RADARSEMARANG.ID, Merintis bisnis kuliner tradisional memang tidak mudah. Apalagi bisa bertahan dari gempuran inovasi makanan khas milenial yang menjamur di pasaran. Namun Subandi berhasil mempertahankan bisnis jajanan Pisang Plenet yang sudah hampir 70 tahun memanjakan lidah masyarakat Semarang.
Dewi Akmalah. RADARSEMARANG.ID

TIDAK ada yang istimewa. Bermodal gerobak, Subandi dengan setia membakar pisang untuk memenuhi pesanan pelanggannya. Olahan pisang plenet yang ia buat selalu diserbu pengunjung. Tua, muda, bersepeda motor maupun bermobil, rela antre di depan gerobaknya di depan Gedung Sri Ratu Jalan Pemuda Semarang.
Dia mengaku sudah puluhan tahun berjualan pisang plenet. Saat ini, sudah memiliki banyak pelanggan. Meski digempur kuliner yang lebih modern dan kekinian, tidak membuat jajanan tradional khas Semarang yang diresepkan kakeknya tersebut kehilangan eksistensi.

Resep jajanan ini awalnya diciptakan sang kakek yang merasa bosan dengan cemilan yang berbahan baku singkong atau ubi. Lantas sang kakek melakukan inovasi dengan membakar pisang dan diplenet (ditekan) hingga pipih. Kemudian diberi taburan rasa seperti mentega, gula, selai nanas, dan taburan coklat. Ternyata rasanya enak. “Dari kakek, saya berinisiatif menjual olahan tersebut.
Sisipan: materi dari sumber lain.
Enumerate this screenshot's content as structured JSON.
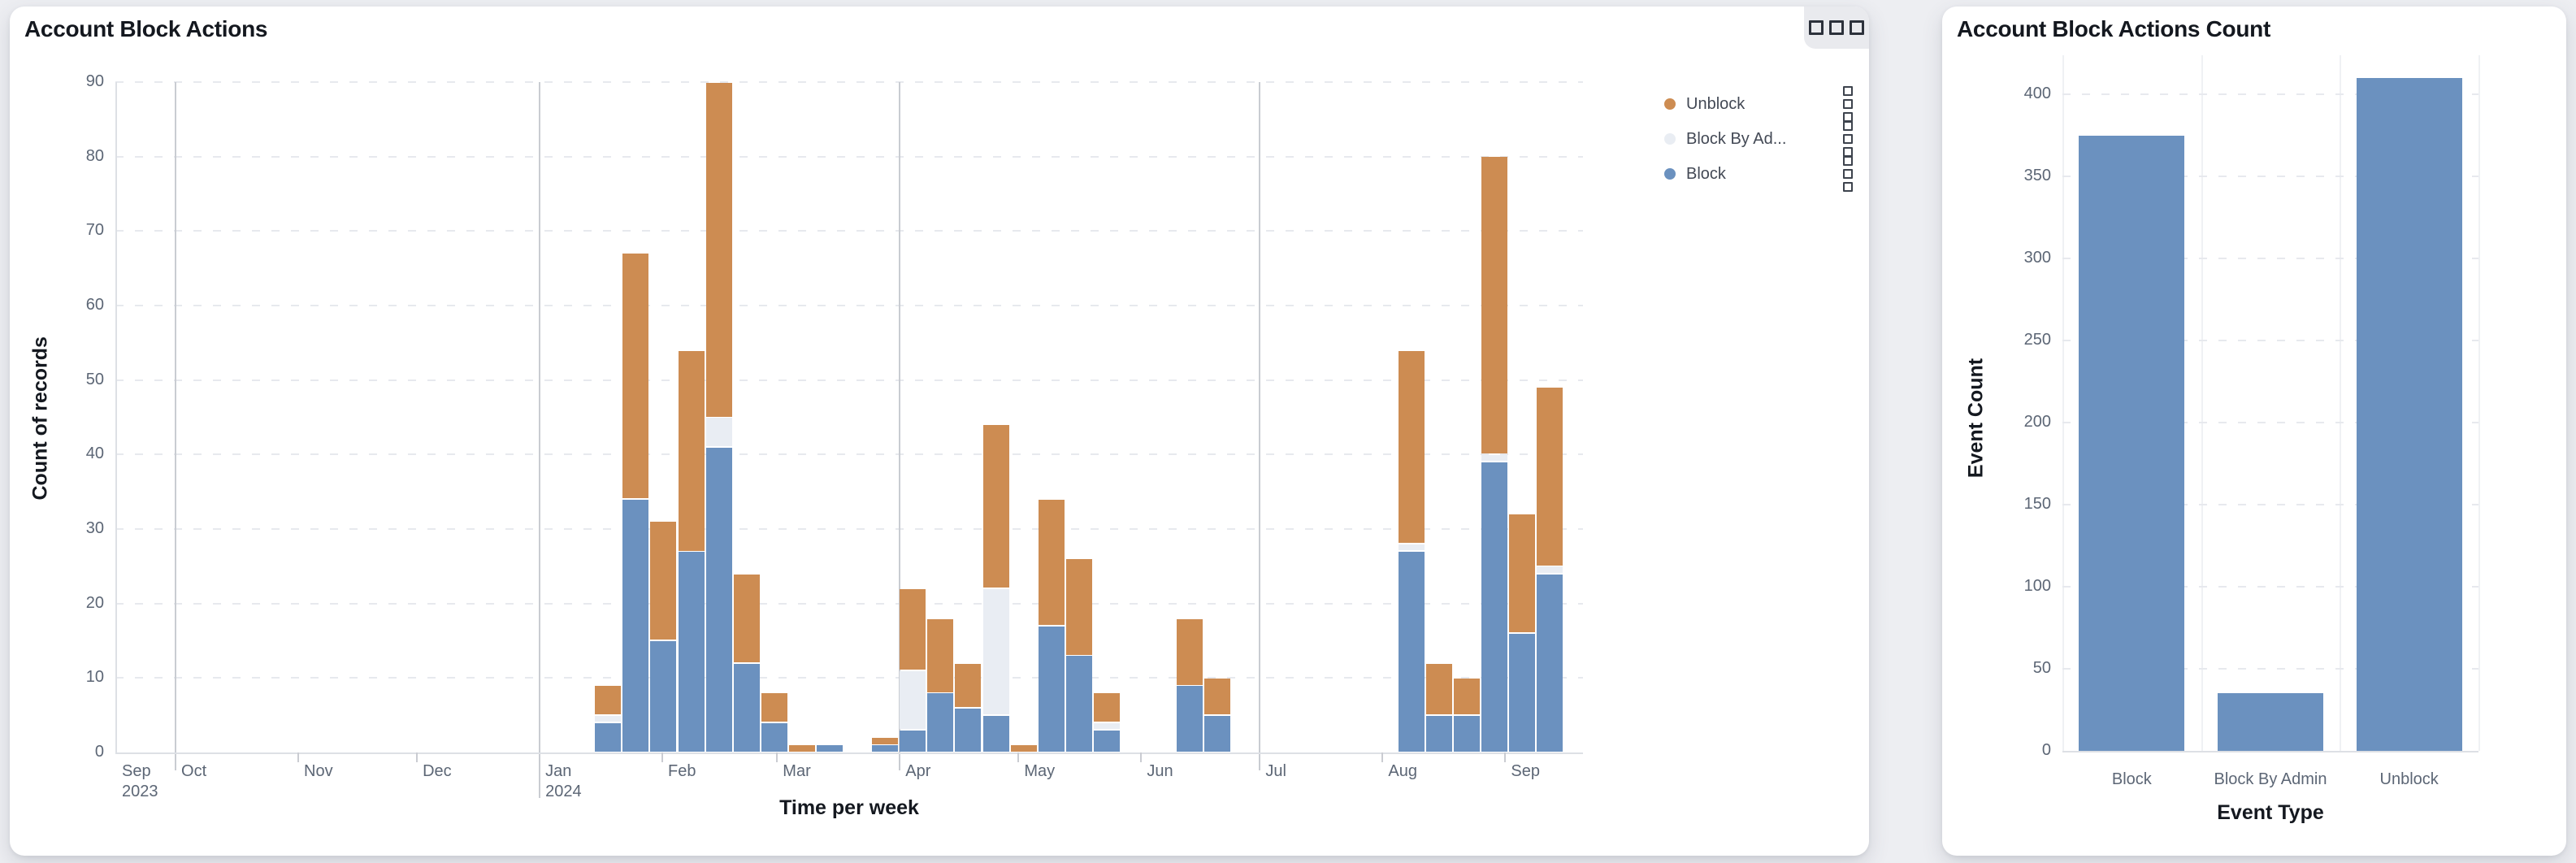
{
  "left_panel": {
    "title": "Account Block Actions",
    "menu_button": {
      "icon": "three-squares-menu-icon"
    },
    "legend": [
      {
        "label": "Unblock",
        "color": "#cd8c52"
      },
      {
        "label": "Block By Ad...",
        "color": "#e9edf3"
      },
      {
        "label": "Block",
        "color": "#6b91bf"
      }
    ],
    "chart_data": {
      "type": "bar",
      "variant": "stacked-weekly-time-series",
      "title": "Account Block Actions",
      "xlabel": "Time per week",
      "ylabel": "Count of records",
      "ylim": [
        0,
        90
      ],
      "ytick_step": 10,
      "grid": "horizontal-dashed",
      "legend_position": "right",
      "month_ticks": [
        "Sep 2023",
        "Oct",
        "Nov",
        "Dec",
        "Jan 2024",
        "Feb",
        "Mar",
        "Apr",
        "May",
        "Jun",
        "Jul",
        "Aug",
        "Sep"
      ],
      "series": [
        {
          "name": "Block",
          "color": "#6b91bf"
        },
        {
          "name": "Block By Admin",
          "color": "#e9edf3"
        },
        {
          "name": "Unblock",
          "color": "#cd8c52"
        }
      ],
      "weeks": [
        {
          "week_start": "2024-01-15",
          "block": 4,
          "admin": 1,
          "unblock": 4
        },
        {
          "week_start": "2024-01-22",
          "block": 34,
          "admin": 0,
          "unblock": 33
        },
        {
          "week_start": "2024-01-29",
          "block": 15,
          "admin": 0,
          "unblock": 16
        },
        {
          "week_start": "2024-02-05",
          "block": 27,
          "admin": 0,
          "unblock": 27
        },
        {
          "week_start": "2024-02-12",
          "block": 41,
          "admin": 4,
          "unblock": 45
        },
        {
          "week_start": "2024-02-19",
          "block": 12,
          "admin": 0,
          "unblock": 12
        },
        {
          "week_start": "2024-02-26",
          "block": 4,
          "admin": 0,
          "unblock": 4
        },
        {
          "week_start": "2024-03-04",
          "block": 0,
          "admin": 0,
          "unblock": 1
        },
        {
          "week_start": "2024-03-11",
          "block": 1,
          "admin": 0,
          "unblock": 0
        },
        {
          "week_start": "2024-03-25",
          "block": 1,
          "admin": 0,
          "unblock": 1
        },
        {
          "week_start": "2024-04-01",
          "block": 3,
          "admin": 8,
          "unblock": 11
        },
        {
          "week_start": "2024-04-08",
          "block": 8,
          "admin": 0,
          "unblock": 10
        },
        {
          "week_start": "2024-04-15",
          "block": 6,
          "admin": 0,
          "unblock": 6
        },
        {
          "week_start": "2024-04-22",
          "block": 5,
          "admin": 17,
          "unblock": 22
        },
        {
          "week_start": "2024-04-29",
          "block": 0,
          "admin": 0,
          "unblock": 1
        },
        {
          "week_start": "2024-05-06",
          "block": 17,
          "admin": 0,
          "unblock": 17
        },
        {
          "week_start": "2024-05-13",
          "block": 13,
          "admin": 0,
          "unblock": 13
        },
        {
          "week_start": "2024-05-20",
          "block": 3,
          "admin": 1,
          "unblock": 4
        },
        {
          "week_start": "2024-06-10",
          "block": 9,
          "admin": 0,
          "unblock": 9
        },
        {
          "week_start": "2024-06-17",
          "block": 5,
          "admin": 0,
          "unblock": 5
        },
        {
          "week_start": "2024-08-05",
          "block": 27,
          "admin": 1,
          "unblock": 26
        },
        {
          "week_start": "2024-08-12",
          "block": 5,
          "admin": 0,
          "unblock": 7
        },
        {
          "week_start": "2024-08-19",
          "block": 5,
          "admin": 0,
          "unblock": 5
        },
        {
          "week_start": "2024-08-26",
          "block": 39,
          "admin": 1,
          "unblock": 40
        },
        {
          "week_start": "2024-09-02",
          "block": 16,
          "admin": 0,
          "unblock": 16
        },
        {
          "week_start": "2024-09-09",
          "block": 24,
          "admin": 1,
          "unblock": 24
        }
      ]
    }
  },
  "right_panel": {
    "title": "Account Block Actions Count",
    "chart_data": {
      "type": "bar",
      "title": "Account Block Actions Count",
      "categories": [
        "Block",
        "Block By Admin",
        "Unblock"
      ],
      "values": [
        375,
        35,
        410
      ],
      "xlabel": "Event Type",
      "ylabel": "Event Count",
      "ylim": [
        0,
        430
      ],
      "ytick_step": 50,
      "grid": "horizontal-dashed",
      "bar_color": "#6b91bf"
    }
  },
  "colors": {
    "unblock": "#cd8c52",
    "block_by_admin": "#e9edf3",
    "block": "#6b91bf",
    "page_background": "#edeef2",
    "quarter_line": "#c9ccd2",
    "axis_line": "#dde0e5"
  }
}
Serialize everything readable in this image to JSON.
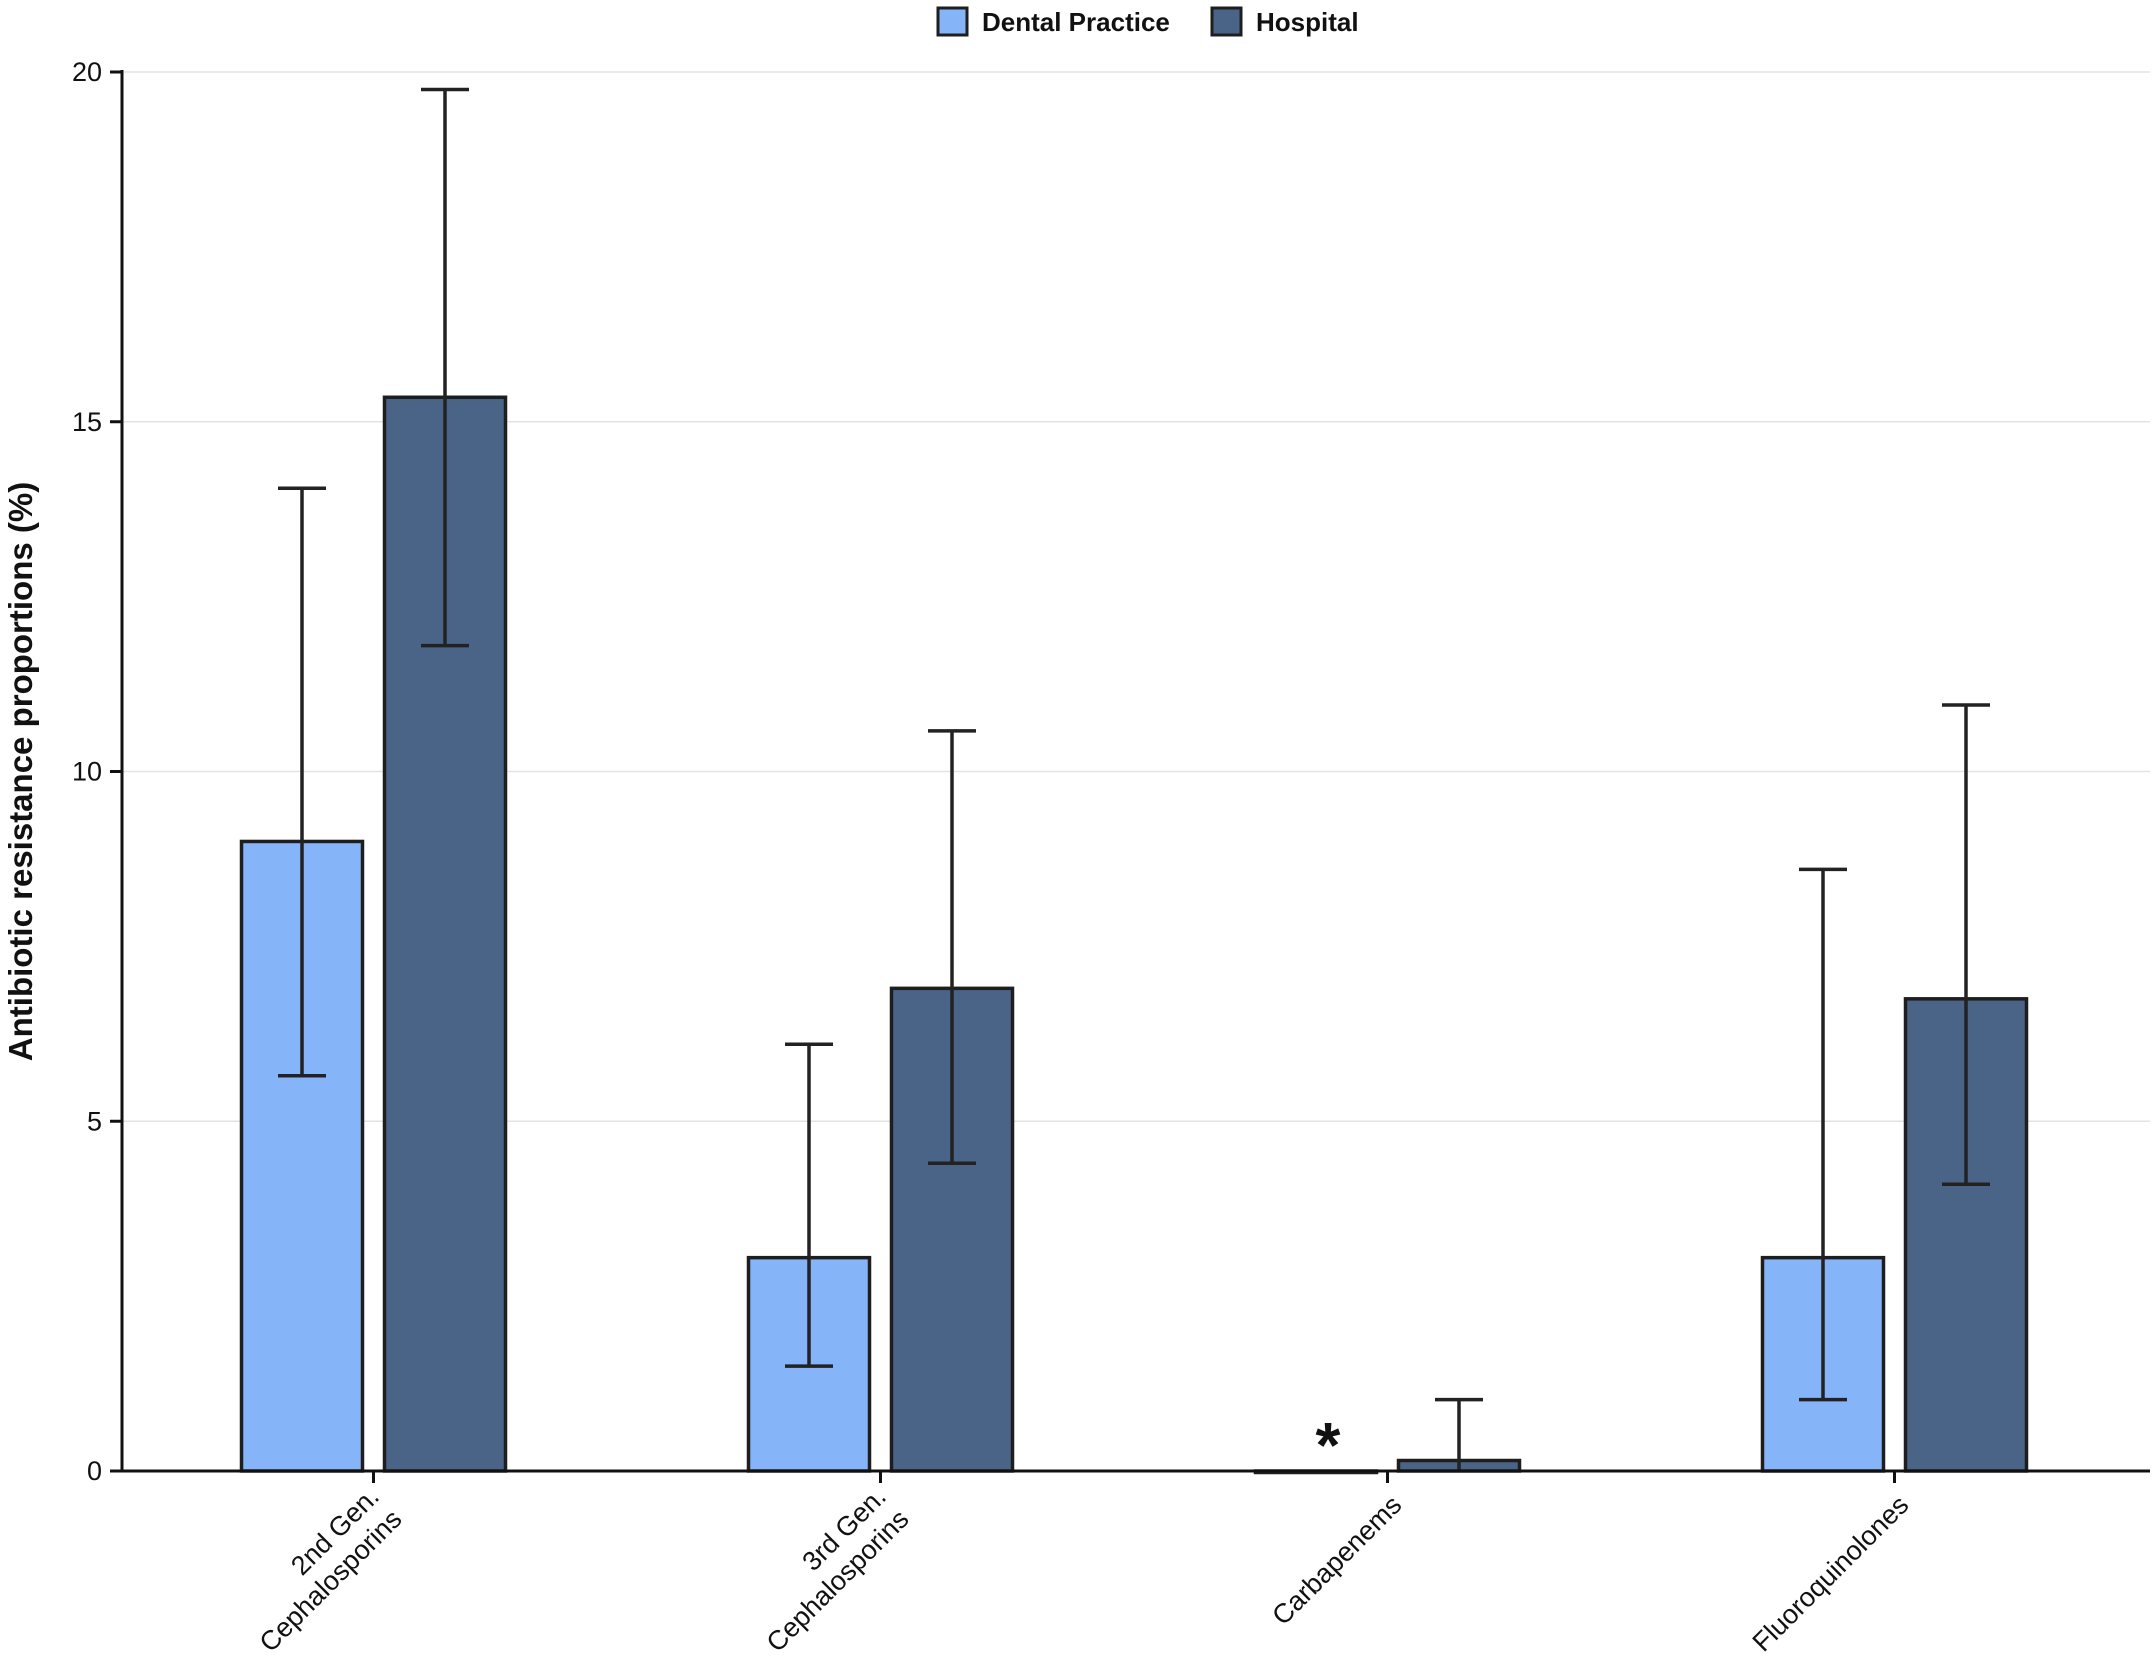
{
  "chart_data": {
    "type": "bar",
    "title": "",
    "xlabel": "",
    "ylabel": "Antibiotic resistance proportions (%)",
    "ylim": [
      0,
      20
    ],
    "yticks": [
      0,
      5,
      10,
      15,
      20
    ],
    "grid": true,
    "legend_position": "top-center",
    "categories": [
      [
        "2nd Gen.",
        "Cephalosporins"
      ],
      [
        "3rd Gen.",
        "Cephalosporins"
      ],
      [
        "Carbapenems"
      ],
      [
        "Fluoroquinolones"
      ]
    ],
    "series": [
      {
        "name": "Dental Practice",
        "color": "#85b5f8",
        "values": [
          9.0,
          3.05,
          0.0,
          3.05
        ],
        "error_low": [
          5.65,
          1.5,
          0.0,
          1.02
        ],
        "error_high": [
          14.05,
          6.1,
          0.0,
          8.6
        ]
      },
      {
        "name": "Hospital",
        "color": "#4a6488",
        "values": [
          15.35,
          6.9,
          0.15,
          6.75
        ],
        "error_low": [
          11.8,
          4.4,
          0.0,
          4.1
        ],
        "error_high": [
          19.75,
          10.58,
          1.02,
          10.95
        ]
      }
    ],
    "annotations": [
      {
        "text": "*",
        "category_index": 2,
        "series_index": 0
      }
    ]
  }
}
Alhamduillah bisa menjadi bisnis turun temurun,” ujarnya ketika dijumpai saat menjajakan olahan pisang plenetnya.
Bisnis pisang plenet sederhana bisa bertahan sejak 1950 ini, diakuinya, mengaku tidak ada yang spesial. Semuanya biasa saja dan bisa dipelajari oleh siapapun.
Bahkan dia tak pelit memberikan rahasia. Bahwa ia selalu menggunakan pisang kepok yang dibungkus daun pisang untuk mengolah dagangannya. Dengan perpaduan tersebut dan setelah dibakar, aroma yang tercium akan berbeda. Itulah yang membuat dagangannya selalu laris bahkan sebelum pukul 21.00 semua pisang yang ia bawa habis terjual.
“Biasanya dalam sehari bisa menjual 12 lirang atau kurang lebih 144 biji pisang. Tapi semua tergantung sepi tidaknya pembeli. Kalau ramai ya bisa habis, bahkan sebelum jam sembilan malam. Tapi kalau sepi ya tidak habis, meskipun sudah jualan sampai jam 12 malam. Semua tergantung, namanya jualan pasti ada naik turunnya,” lanjutnya.
Setiap hari, pria kelahiran 1956 ini biasa menjajakan dagangannya mulai pukul 14.00 hingga 24.00. Namun saat ini karena terkendala usia dan kesehatan yang mulai menurun, tak jarang sebelum pukul 22.00 sudah menutup dagangan. Terkadang sang anak dan keponakannya menggantikan dirinya berjualan jika sedang tidak enak badan. Bahkan, beberapa anggota keluarganya, mulai kakak, saudara, anak hingga keponakan mulai menjanjakan makanan bercita rasa manis legit ini. Hingga saat ini, terdapat 5 titik yang menjual pisang plenet dengan resep asli dari kakeknya.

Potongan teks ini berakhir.